From where she was leaning forward, head in her hands, and her face looking down at the floor, Faith muttered, "No big surprise there. From what I remember, she drank, snorted, smoked, and shot up every cent she could grab." While she didn't show any signs of it, Faith was nevertheless really grateful for Dawn's sympathetic hand now rubbing her back.

After a few moments of silence in the quiet living room, Faith sat back up, and shot a crooked smile of thanks at Dawn taking her hand away. The younger woman tentatively smiled back, and then watched her friend look at Willow and say, "So, Red, after alla that, things really did go the way I heard, her gettin' shot?"

Willow nodded. "She was one of the casualties, found dead on the scene. Your, um, step-aunt had no other known relatives and no assets, so she was buried in the local potter's field. And, uh, her records end there."

Faith snorted, "Fittin' end of her story. She never meant anythin' to me, so I ain't ever gonna break into tears over it."

Both Willow and Dawn winced at Faith's bitter remark, though both had to admit there was cause for it.
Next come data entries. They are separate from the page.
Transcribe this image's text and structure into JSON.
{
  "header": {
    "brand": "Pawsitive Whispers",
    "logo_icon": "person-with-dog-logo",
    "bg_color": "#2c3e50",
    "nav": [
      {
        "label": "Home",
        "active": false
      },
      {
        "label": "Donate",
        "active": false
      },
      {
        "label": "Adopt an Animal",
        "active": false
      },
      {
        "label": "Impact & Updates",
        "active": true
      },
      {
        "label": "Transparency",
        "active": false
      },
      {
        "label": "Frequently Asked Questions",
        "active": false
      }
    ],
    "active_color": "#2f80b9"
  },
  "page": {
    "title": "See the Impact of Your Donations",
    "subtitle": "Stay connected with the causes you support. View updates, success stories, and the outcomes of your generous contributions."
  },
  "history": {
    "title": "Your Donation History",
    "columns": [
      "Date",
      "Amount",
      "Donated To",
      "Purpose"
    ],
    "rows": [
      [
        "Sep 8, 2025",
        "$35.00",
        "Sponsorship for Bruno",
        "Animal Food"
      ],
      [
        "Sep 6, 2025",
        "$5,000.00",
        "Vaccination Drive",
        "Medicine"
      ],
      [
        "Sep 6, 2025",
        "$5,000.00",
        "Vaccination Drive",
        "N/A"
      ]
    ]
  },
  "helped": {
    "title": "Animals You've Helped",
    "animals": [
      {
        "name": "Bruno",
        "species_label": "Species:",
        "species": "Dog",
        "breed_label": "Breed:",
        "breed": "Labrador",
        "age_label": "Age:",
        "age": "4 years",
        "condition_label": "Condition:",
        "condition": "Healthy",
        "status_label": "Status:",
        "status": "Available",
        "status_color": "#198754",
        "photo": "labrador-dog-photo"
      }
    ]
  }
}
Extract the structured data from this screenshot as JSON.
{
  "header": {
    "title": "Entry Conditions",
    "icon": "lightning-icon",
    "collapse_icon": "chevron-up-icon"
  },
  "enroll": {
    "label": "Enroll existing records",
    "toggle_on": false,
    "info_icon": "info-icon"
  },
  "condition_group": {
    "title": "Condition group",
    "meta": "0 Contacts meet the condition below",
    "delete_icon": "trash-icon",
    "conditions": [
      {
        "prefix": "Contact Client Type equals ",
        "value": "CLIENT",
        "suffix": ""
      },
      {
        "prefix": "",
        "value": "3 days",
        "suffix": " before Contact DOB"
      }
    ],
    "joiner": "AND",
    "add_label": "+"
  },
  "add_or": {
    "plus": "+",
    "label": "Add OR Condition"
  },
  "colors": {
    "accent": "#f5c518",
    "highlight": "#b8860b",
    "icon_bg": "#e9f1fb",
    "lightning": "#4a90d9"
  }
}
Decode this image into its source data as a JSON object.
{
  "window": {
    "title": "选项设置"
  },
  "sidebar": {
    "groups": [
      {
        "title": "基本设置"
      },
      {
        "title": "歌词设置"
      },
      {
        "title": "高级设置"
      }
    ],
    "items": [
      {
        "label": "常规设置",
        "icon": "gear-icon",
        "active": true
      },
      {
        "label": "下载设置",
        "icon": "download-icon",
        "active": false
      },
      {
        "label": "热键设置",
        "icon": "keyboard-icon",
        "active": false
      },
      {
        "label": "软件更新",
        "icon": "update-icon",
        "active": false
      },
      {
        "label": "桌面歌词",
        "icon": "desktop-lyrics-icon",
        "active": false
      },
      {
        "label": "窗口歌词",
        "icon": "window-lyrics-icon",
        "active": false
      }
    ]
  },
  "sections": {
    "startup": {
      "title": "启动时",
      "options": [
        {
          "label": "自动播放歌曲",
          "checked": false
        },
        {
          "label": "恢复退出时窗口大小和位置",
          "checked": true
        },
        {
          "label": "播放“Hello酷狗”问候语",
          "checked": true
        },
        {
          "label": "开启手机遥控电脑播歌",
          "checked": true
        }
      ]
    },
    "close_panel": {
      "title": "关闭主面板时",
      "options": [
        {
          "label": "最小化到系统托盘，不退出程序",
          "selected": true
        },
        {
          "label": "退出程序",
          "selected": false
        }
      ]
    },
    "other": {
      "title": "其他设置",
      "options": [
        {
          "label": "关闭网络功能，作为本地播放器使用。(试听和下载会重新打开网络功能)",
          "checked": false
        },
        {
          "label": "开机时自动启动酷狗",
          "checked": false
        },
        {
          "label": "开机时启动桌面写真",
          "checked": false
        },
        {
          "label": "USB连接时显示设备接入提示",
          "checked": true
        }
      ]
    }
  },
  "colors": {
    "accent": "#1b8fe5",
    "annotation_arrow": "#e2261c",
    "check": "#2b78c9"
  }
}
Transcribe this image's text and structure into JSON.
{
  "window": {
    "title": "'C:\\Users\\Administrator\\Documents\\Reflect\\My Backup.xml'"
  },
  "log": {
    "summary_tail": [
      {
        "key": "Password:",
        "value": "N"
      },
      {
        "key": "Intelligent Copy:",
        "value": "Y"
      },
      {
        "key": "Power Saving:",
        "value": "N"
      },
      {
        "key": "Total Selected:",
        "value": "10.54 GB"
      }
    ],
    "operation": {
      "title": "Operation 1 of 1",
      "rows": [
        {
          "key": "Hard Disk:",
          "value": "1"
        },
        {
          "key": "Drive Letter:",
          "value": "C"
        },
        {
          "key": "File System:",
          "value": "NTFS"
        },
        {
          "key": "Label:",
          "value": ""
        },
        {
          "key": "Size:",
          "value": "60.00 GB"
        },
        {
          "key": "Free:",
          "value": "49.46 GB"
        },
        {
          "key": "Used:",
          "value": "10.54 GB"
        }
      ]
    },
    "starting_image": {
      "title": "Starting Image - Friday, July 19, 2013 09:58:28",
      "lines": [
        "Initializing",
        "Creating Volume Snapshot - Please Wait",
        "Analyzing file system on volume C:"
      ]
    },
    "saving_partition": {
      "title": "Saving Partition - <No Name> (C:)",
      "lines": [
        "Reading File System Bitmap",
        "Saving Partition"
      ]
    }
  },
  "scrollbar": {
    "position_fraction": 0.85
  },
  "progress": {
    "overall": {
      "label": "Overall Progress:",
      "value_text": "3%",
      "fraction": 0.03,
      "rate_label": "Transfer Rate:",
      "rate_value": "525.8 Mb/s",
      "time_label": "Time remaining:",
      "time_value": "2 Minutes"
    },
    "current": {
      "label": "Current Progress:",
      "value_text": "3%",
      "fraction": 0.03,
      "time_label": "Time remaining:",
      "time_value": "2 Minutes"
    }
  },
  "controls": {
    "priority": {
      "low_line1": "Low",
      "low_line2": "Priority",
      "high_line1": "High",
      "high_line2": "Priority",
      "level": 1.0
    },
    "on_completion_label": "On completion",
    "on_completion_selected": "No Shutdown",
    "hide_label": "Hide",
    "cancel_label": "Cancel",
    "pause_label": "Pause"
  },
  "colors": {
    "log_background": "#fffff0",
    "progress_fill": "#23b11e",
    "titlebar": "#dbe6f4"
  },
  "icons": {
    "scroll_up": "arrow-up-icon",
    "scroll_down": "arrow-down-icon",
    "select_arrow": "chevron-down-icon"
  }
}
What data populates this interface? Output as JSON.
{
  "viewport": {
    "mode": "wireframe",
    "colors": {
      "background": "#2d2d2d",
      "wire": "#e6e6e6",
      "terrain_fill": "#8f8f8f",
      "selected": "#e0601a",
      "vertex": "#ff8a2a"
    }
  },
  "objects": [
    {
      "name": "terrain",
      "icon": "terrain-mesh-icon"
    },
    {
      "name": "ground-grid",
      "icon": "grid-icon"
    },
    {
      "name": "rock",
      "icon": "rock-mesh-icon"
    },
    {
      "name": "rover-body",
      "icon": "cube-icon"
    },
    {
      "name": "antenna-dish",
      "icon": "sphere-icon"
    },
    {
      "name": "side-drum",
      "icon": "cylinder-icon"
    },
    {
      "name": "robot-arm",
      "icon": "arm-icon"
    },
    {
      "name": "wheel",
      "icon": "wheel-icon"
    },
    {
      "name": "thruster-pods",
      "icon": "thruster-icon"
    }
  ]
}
Still, something concerned Dawn, prompting her to speak for the first time through the emotional shocks over the last few minutes. "Faith," this causing the named woman to inquiringly glance at Dawn, "how -- why didn't anybody help you, during all your time with your step-aunt, and after that? I mean, when mom died," Dawn had to pause to swallow over one of her own most painful memories, "Child Services was really all over us both, me and Buffy."

Faith's brooding features over her recollections of her hellish life as a child softened, as the Slayer knew that for Dawn, Joyce Summers would always be her mother, in spite of everything the Key was. Faith still had guilt over what she'd done during her dark time, and one of her biggest regrets was never being able to ask that older Summers woman for her forgiveness. Which was why Faith honestly, if more than a bit cynically, answered her questioner.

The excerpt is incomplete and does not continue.